The technology giant needed only 2 weeks to develop its 1st proof of concept with Google Glass, which was rigged to receive patient vital signs and display them on the glasses themselves. The glasses can also connected physicians in different locations, enabling remote assistance and data sharing.
"We live in a world where being nimble is key and industry-altering ideas need to be converted to practical solutions that people can use," Philips Healthcare’s patient care and clinical informatics CEO Michael Mancuso said in prepared remarks. "This research explores how doctors can achieve better access to the right information at the right time so they can focus on more efficient and effective patient care."
Philips isn’t the 1st to consider Google Glass for healthcare purposes, but the giant’s backing does lend extra credibility to something that was more novelty than serious medical implement. Other clinicians and techies have tinkered with Google Glass, even using it to capture footage and live-stream a routine gastrointestinal surgery, but Philips is taking a more sustained and serous approach.

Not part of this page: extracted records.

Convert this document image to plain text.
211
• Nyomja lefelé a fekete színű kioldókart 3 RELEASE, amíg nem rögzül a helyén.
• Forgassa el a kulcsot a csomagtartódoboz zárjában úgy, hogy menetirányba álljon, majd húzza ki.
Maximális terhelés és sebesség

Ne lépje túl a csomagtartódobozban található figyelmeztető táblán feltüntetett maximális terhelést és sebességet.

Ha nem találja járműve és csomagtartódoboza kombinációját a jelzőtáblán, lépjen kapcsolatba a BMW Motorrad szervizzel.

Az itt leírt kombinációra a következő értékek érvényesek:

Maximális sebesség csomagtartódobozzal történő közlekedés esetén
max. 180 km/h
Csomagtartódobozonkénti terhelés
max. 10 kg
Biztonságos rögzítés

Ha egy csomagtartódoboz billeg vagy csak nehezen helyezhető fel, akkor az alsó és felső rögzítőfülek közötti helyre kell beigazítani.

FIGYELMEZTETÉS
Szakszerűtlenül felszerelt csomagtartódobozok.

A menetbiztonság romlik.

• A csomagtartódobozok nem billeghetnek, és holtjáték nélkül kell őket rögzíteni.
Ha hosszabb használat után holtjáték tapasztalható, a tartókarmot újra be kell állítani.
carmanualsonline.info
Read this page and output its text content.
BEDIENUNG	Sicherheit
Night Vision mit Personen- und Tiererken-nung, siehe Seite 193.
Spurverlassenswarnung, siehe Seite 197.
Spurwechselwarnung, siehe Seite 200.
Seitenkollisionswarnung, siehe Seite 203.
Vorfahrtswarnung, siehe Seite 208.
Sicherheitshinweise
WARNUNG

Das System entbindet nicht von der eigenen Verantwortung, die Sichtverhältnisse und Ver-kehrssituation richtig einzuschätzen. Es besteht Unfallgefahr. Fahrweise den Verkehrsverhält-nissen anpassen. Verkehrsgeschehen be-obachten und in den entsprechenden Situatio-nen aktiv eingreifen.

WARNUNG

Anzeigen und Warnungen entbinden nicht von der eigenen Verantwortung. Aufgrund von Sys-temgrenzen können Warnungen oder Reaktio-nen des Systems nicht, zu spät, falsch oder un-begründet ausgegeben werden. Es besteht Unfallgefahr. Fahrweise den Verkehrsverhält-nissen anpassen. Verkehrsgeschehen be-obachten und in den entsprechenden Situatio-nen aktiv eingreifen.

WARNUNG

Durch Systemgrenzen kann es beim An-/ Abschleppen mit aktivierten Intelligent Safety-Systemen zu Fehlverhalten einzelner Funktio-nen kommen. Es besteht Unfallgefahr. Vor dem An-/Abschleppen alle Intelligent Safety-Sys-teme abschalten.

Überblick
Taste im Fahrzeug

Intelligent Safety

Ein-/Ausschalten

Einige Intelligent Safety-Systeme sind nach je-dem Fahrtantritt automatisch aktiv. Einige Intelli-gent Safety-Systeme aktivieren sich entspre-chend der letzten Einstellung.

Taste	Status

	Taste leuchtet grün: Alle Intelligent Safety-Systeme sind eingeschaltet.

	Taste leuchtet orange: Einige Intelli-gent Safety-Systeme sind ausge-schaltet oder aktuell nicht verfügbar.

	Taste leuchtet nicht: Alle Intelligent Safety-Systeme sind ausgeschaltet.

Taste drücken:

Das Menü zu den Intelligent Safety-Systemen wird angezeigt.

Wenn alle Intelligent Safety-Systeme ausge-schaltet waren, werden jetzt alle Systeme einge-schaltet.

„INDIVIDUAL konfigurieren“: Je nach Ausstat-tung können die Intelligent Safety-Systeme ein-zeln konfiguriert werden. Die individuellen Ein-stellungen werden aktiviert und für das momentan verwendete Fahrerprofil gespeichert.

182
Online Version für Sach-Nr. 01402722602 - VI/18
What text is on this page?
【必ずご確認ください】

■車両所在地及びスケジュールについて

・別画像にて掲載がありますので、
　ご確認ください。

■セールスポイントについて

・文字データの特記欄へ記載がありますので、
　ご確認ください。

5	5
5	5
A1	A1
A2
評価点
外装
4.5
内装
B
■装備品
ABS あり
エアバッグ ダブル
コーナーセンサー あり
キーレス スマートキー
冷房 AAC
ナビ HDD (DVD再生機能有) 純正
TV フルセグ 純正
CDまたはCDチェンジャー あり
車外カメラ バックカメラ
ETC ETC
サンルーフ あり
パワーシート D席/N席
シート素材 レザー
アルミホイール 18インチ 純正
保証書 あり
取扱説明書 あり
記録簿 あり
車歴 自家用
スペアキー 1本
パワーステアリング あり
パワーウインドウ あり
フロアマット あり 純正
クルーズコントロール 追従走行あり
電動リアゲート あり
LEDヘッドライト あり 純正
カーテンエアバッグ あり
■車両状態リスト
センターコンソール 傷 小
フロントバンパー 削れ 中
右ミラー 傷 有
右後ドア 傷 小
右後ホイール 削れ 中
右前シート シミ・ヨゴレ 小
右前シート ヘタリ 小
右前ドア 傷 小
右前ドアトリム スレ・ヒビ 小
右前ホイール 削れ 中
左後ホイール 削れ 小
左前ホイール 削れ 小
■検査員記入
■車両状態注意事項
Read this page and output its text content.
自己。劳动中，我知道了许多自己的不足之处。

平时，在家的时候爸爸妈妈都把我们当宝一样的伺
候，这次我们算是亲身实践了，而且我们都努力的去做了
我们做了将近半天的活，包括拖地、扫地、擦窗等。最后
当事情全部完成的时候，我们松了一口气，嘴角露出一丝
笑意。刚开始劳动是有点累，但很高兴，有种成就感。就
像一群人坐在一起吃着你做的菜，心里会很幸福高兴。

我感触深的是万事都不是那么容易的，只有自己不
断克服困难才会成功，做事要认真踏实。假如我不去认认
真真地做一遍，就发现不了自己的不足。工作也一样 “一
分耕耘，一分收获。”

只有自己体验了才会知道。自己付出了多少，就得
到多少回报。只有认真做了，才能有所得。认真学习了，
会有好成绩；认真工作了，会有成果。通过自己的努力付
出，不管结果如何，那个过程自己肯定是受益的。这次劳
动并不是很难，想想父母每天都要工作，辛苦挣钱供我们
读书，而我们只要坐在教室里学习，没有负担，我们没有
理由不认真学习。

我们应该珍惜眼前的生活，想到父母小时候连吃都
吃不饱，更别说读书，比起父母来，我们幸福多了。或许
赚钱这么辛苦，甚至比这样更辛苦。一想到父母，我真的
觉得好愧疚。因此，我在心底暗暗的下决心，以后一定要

"The new concept demonstration depicts how a doctor wearing the display could simultaneously monitor a patient’s vital signs and react to surgical procedural developments without having to turn away from the patient or procedure," according to the company. "A physician could also monitor a patient’s vital signs remotely or enlist assistance from doctors in other locations."
Philips plans to continue pursuing Google Glass through the company’s ‘Digital Accelerator Lab,’ including testing the technology to call up patient records from anywhere in a hospital, access pre-surgery check-lists and check in on patients in the recovery room, according to a Philips statement.